Les deux villes les plus connues de cette culture sont Harappa et Mohenjo-daro (situées dans l'actuel Pakistan), qui auraient toutes deux compté entre 40 000 et 50 000 habitants, ce qui est étonnant quand on sait que la plupart des villes anciennes comptaient en moyenne 10 000 habitants. La population totale de la civilisation aurait été de plus de 5 millions d'habitants et son territoire s'étendait sur 1 500 km le long des rives de l'Indus, puis dans toutes les directions.

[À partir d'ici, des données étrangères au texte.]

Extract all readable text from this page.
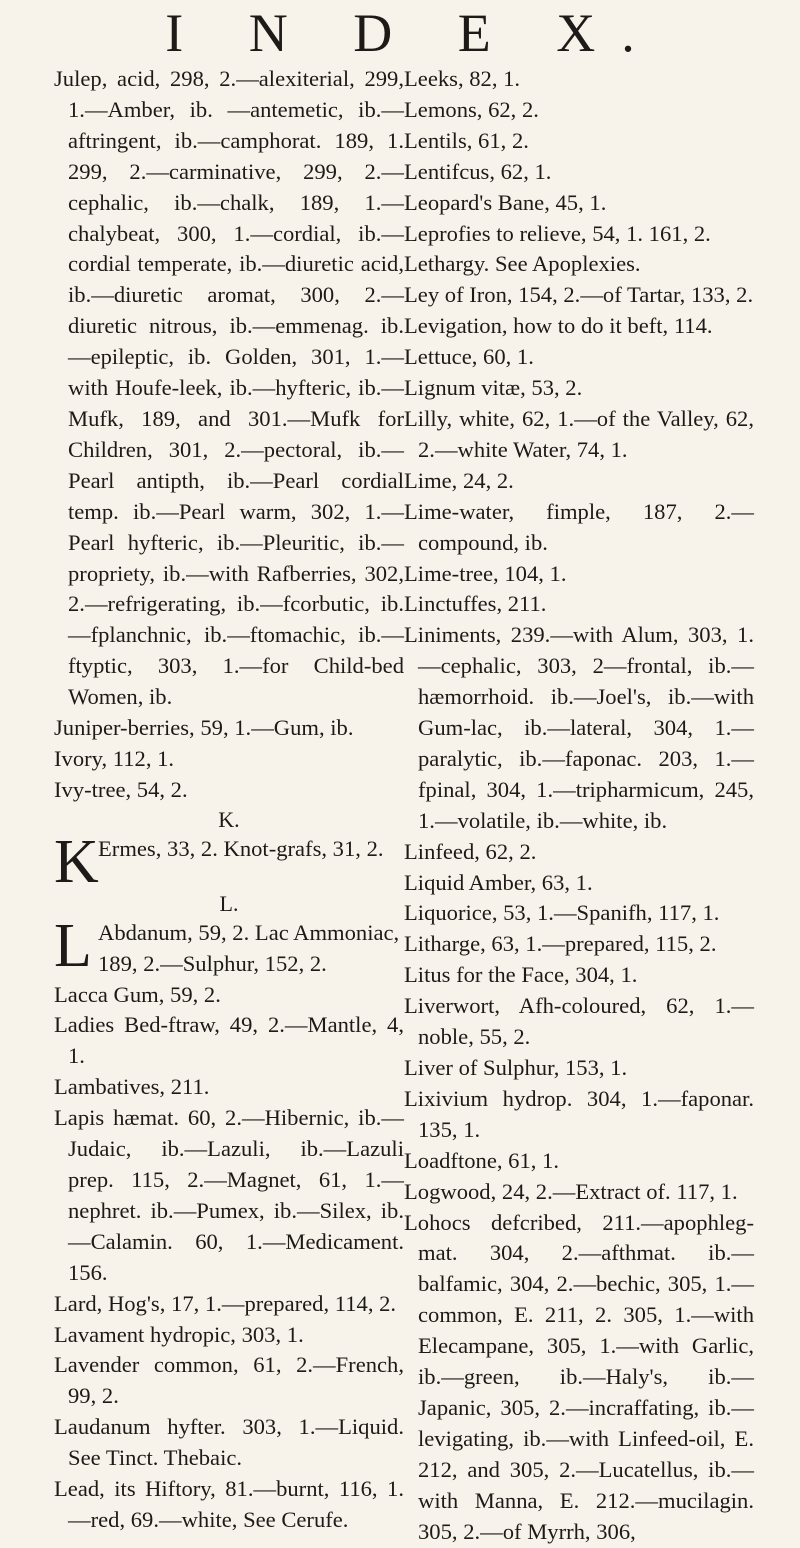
I N D E X.
Julep, acid, 298, 2.—alexiterial, 299, 1.—Amber, ib. —antemetic, ib.—aftringent, ib.—camphorat. 189, 1. 299, 2.—carminative, 299, 2.—cephalic, ib.—chalk, 189, 1.—chalybeat, 300, 1.—cordial, ib.—cordial temperate, ib.—diuretic acid, ib.—diuretic aromat, 300, 2.—diuretic nitrous, ib.—emmenag. ib.—epileptic, ib. Golden, 301, 1.—with Houfe-leek, ib.—hyfteric, ib.—Mufk, 189, and 301.—Mufk for Children, 301, 2.—pectoral, ib.—Pearl antipth, ib.—Pearl cordial temp. ib.—Pearl warm, 302, 1.—Pearl hyfteric, ib.—Pleuritic, ib.—propriety, ib.—with Rafberries, 302, 2.—refrigerating, ib.—fcorbutic, ib.—fplanchnic, ib.—ftomachic, ib.—ftyptic, 303, 1.—for Child-bed Women, ib.
Juniper-berries, 59, 1.—Gum, ib.
Ivory, 112, 1.
Ivy-tree, 54, 2.
K.
K Ermes, 33, 2. Knot-grafs, 31, 2.
L.
L Abdanum, 59, 2. Lac Ammoniac, 189, 2.—Sulphur, 152, 2.
Lacca Gum, 59, 2.
Ladies Bed-ftraw, 49, 2.—Mantle, 4, 1.
Lambatives, 211.
Lapis hæmat. 60, 2.—Hibernic, ib.—Judaic, ib.—Lazuli, ib.—Lazuli prep. 115, 2.—Magnet, 61, 1.—nephret. ib.—Pumex, ib.—Silex, ib.—Calamin. 60, 1.—Medicament. 156.
Lard, Hog's, 17, 1.—prepared, 114, 2.
Lavament hydropic, 303, 1.
Lavender common, 61, 2.—French, 99, 2.
Laudanum hyfter. 303, 1.—Liquid. See Tinct. Thebaic.
Lead, its Hiftory, 81.—burnt, 116, 1.—red, 69.—white, See Cerufe.
Leeks, 82, 1.
Lemons, 62, 2.
Lentils, 61, 2.
Lentifcus, 62, 1.
Leopard's Bane, 45, 1.
Leprofies to relieve, 54, 1. 161, 2.
Lethargy. See Apoplexies.
Ley of Iron, 154, 2.—of Tartar, 133, 2.
Levigation, how to do it beft, 114.
Lettuce, 60, 1.
Lignum vitæ, 53, 2.
Lilly, white, 62, 1.—of the Valley, 62, 2.—white Water, 74, 1.
Lime, 24, 2.
Lime-water, fimple, 187, 2.—compound, ib.
Lime-tree, 104, 1.
Linctuffes, 211.
Liniments, 239.—with Alum, 303, 1.—cephalic, 303, 2—frontal, ib.—hæmorrhoid. ib.—Joel's, ib.—with Gum-lac, ib.—lateral, 304, 1.—paralytic, ib.—faponac. 203, 1.—fpinal, 304, 1.—tripharmicum, 245, 1.—volatile, ib.—white, ib.
Linfeed, 62, 2.
Liquid Amber, 63, 1.
Liquorice, 53, 1.—Spanifh, 117, 1.
Litharge, 63, 1.—prepared, 115, 2.
Litus for the Face, 304, 1.
Liverwort, Afh-coloured, 62, 1.—noble, 55, 2.
Liver of Sulphur, 153, 1.
Lixivium hydrop. 304, 1.—faponar. 135, 1.
Loadftone, 61, 1.
Logwood, 24, 2.—Extract of. 117, 1.
Lohocs defcribed, 211.—apophleg-mat. 304, 2.—afthmat. ib.—balfamic, 304, 2.—bechic, 305, 1.—common, E. 211, 2. 305, 1.—with Elecampane, 305, 1.—with Garlic, ib.—green, ib.—Haly's, ib.—Japanic, 305, 2.—incraffating, ib.—levigating, ib.—with Linfeed-oil, E. 212, and 305, 2.—Lucatellus, ib.—with Manna, E. 212.—mucilagin. 305, 2.—of Myrrh, 306,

Des sites de la civilisation de la vallée de l'Indus ont été découverts près de la frontière du Népal, en Afghanistan, sur les côtes de l'Inde et autour de Delhi, pour ne citer que quelques endroits.

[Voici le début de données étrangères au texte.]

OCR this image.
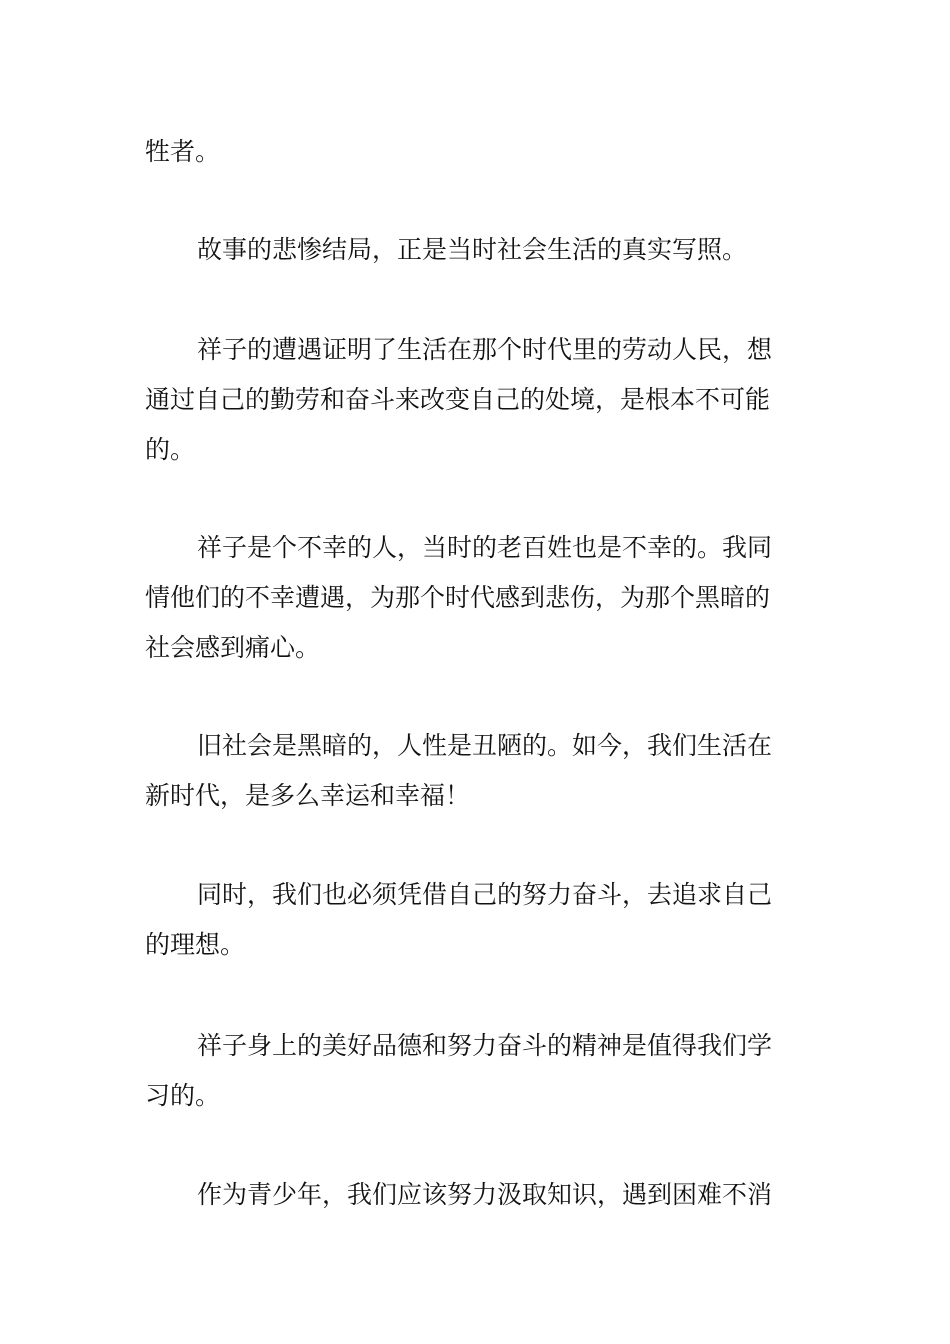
牲者。

故事的悲惨结局，正是当时社会生活的真实写照。

祥子的遭遇证明了生活在那个时代里的劳动人民，想
通过自己的勤劳和奋斗来改变自己的处境，是根本不可能
的。

祥子是个不幸的人，当时的老百姓也是不幸的。我同
情他们的不幸遭遇，为那个时代感到悲伤，为那个黑暗的
社会感到痛心。

旧社会是黑暗的，人性是丑陋的。如今，我们生活在
新时代，是多么幸运和幸福！

同时，我们也必须凭借自己的努力奋斗，去追求自己
的理想。

祥子身上的美好品德和努力奋斗的精神是值得我们学
习的。

作为青少年，我们应该努力汲取知识，遇到困难不消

Entre 1900 et 1500 avant J.-C. environ, la civilisation commença à décliner pour des raisons inconnues. Au début du 20e siècle, on pensait que ce déclin avait été causé par une invasion de peuples à la peau claire venus du nord, connus sous le nom d'Aryens, qui avaient conquis un peuple à la peau sombre défini par les spécialistes occidentaux comme les Dravidiens. Cette affirmation, connue sous le nom de théorie de l'invasion aryenne, a été discréditée. On pense aujourd'hui que les Aryens - dont l'ethnie est associée aux Perses iraniens - migrèrent pacifiquement dans la région et mélangèrent leur culture avec celle des populations indigènes, tandis que le terme "dravidien" désigne désormais toute personne, quelle que soit son ethnie, parlant l'une des langues dravidiennes.

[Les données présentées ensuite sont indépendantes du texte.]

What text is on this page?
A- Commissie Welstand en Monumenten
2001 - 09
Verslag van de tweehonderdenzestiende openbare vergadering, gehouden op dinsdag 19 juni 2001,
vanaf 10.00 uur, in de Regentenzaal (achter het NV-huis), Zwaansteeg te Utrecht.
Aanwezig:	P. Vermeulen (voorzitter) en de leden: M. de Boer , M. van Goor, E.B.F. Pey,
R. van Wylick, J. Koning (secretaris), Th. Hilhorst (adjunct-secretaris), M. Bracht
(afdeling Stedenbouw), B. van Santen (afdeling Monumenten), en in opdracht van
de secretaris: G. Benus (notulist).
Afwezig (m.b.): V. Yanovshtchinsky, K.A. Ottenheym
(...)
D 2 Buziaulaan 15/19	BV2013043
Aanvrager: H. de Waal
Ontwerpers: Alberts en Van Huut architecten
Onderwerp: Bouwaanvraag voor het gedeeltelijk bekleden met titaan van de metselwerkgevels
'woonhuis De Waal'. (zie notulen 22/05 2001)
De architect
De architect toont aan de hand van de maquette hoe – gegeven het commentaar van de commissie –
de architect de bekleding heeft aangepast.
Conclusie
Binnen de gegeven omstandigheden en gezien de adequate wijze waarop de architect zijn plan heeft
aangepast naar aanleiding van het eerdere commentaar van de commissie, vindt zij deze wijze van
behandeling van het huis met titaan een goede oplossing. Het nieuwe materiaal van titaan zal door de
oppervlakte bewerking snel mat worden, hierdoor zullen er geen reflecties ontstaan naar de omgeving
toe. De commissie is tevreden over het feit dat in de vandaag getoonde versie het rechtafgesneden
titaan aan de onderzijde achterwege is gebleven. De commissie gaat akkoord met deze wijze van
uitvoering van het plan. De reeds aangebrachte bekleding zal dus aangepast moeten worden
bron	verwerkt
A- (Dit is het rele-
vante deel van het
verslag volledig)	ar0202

On ignore pourquoi la civilisation de la vallée de l'Indus déclina et s'effondra, mais les spécialistes pensent que cela pourrait être dû au changement climatique, à l'assèchement de la rivière Sarasvatî, à une modification de la trajectoire de la mousson qui arrosait les cultures, à la surpopulation des villes, au déclin du commerce avec l'Égypte et la Mésopotamie, ou à une combinaison de ces facteurs. Aujourd'hui, les fouilles se poursuivent sur de nombreux sites découverts jusqu'à présent et certaines découvertes futures pourraient fournir davantage d'informations sur l'histoire et le déclin de cette culture.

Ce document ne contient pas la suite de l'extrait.